It’s back ... that musical with the mouthful name that kicked up so much excitement last summer at the 2008 Cincinnati Fringe Festival: Don’t Make Me Pull This Show Over: Dispatches from the Frontlines of Parenting.
Only now Richard Oberacker’s and Robert Taylor’s no-plot, no-dialogue, five-person fantasia on parenting is longer by several minutes and significantly stronger thanks to the rearrangement of original elements and the addition of new music. Ensemble Theater of Cincinnati (ETC) bills the production as a premiere. Considering the changes, that’s close to true.
There are fewer singers and more songs, half of them new. The performance order has been rethought and rearranged into a logical, birth-to-maturity structure that plays very well. Added are five strong performances (two new since last summer), an alphabet-blocks set (Brian c. Mehring) and clear-cut musical support from conductor/keyboardist Scot Woolley and cohorts. Direction by CCM professor Richard Hess is pointed and energetic, though the staging can get arbitrary and there’s some climbing and posing on the set that looks like nothing but climbing and posing.
Overall result? A swift and zippy entertainment with a little angst, a little anger, a lot of kindness and enough worry and laughter to reflect the realities of parenting — in other words a pleasant way to spend an evening.
Keep this in mind: Don’t Make Me Pull This Show Over has no connective story and virtually no dialogue, just 20-plus musical numbers: solos, duets and several five-handers.
There are no characters in the usual theatrical sense. Women One, Two and Three and Men One and Two sing a series of slow, fast and faster songs linked by their focus on an aspect of parenting — or being parented.
The show is still a work in progress though likely frozen now for this run. After the programs were printed two numbers included in the list were dropped and the order was changed for some others.
The five performers are amusing and frequently ironic in ensemble numbers and a series of interlocutory Etudes. Each of the five has at least one standout moment. Charlie Clark’s agony over denied custody (“Dream Last Night”) is moving. Allen Kendall keeps his touch light, his tone pained without getting maudlin as he examines old photos (“Pictures”).
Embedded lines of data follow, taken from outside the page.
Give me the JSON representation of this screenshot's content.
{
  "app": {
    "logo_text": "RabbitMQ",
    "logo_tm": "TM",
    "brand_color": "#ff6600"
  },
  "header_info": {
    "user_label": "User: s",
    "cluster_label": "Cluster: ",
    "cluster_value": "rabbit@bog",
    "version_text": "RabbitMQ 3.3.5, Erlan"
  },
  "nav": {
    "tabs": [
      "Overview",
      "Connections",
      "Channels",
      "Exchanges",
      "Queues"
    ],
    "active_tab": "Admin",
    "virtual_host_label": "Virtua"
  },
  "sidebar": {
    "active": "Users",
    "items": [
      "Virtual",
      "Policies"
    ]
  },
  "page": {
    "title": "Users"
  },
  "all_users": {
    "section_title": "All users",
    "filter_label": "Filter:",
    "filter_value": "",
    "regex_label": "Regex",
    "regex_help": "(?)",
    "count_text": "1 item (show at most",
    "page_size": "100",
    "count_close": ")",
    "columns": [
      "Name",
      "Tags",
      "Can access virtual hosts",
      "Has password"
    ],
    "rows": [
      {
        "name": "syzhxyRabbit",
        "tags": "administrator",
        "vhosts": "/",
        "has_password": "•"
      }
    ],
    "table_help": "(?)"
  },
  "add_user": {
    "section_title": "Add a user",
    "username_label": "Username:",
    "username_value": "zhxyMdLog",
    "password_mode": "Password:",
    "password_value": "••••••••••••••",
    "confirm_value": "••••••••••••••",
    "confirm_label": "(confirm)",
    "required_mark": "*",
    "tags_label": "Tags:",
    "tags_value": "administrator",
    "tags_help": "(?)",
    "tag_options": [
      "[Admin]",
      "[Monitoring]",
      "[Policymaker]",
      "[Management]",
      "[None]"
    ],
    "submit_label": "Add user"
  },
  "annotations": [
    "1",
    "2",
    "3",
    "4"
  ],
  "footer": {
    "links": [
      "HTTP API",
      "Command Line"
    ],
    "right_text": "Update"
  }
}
The two men have a funny time contrasting their own active childhoods with couch-potato kids who “play baseball with their thumbs” (“I Had a Freakin’ Box”).
Jessica Hendy is by turns defiant and plaintive singing to a picture of her much-missed soldier husband (“Did You Know”). A. Beth Harris fulminates in rage over self-righteous Christian fifth-graders and teachers bullying her Muslim daughter (“This Is Still Our Country”). Kate Wilford has the show’s sunniest moments singing as she takes a swing at making chocolate chip cookies (“Make It From Scratch”) and discusses her son’s gayness (“What Took You So Long?”).
Oberacker and Taylor are familiar to Cincinnati audiences from Ace, produced at Cincinnati Playhouse a few seasons back. Their music for this show is witty and fetching but angular. Seems to me, though, that the score would profit from the addition of a simple, memorable, summary ballad that might still be whistling around in your memory when you get to the parking lot.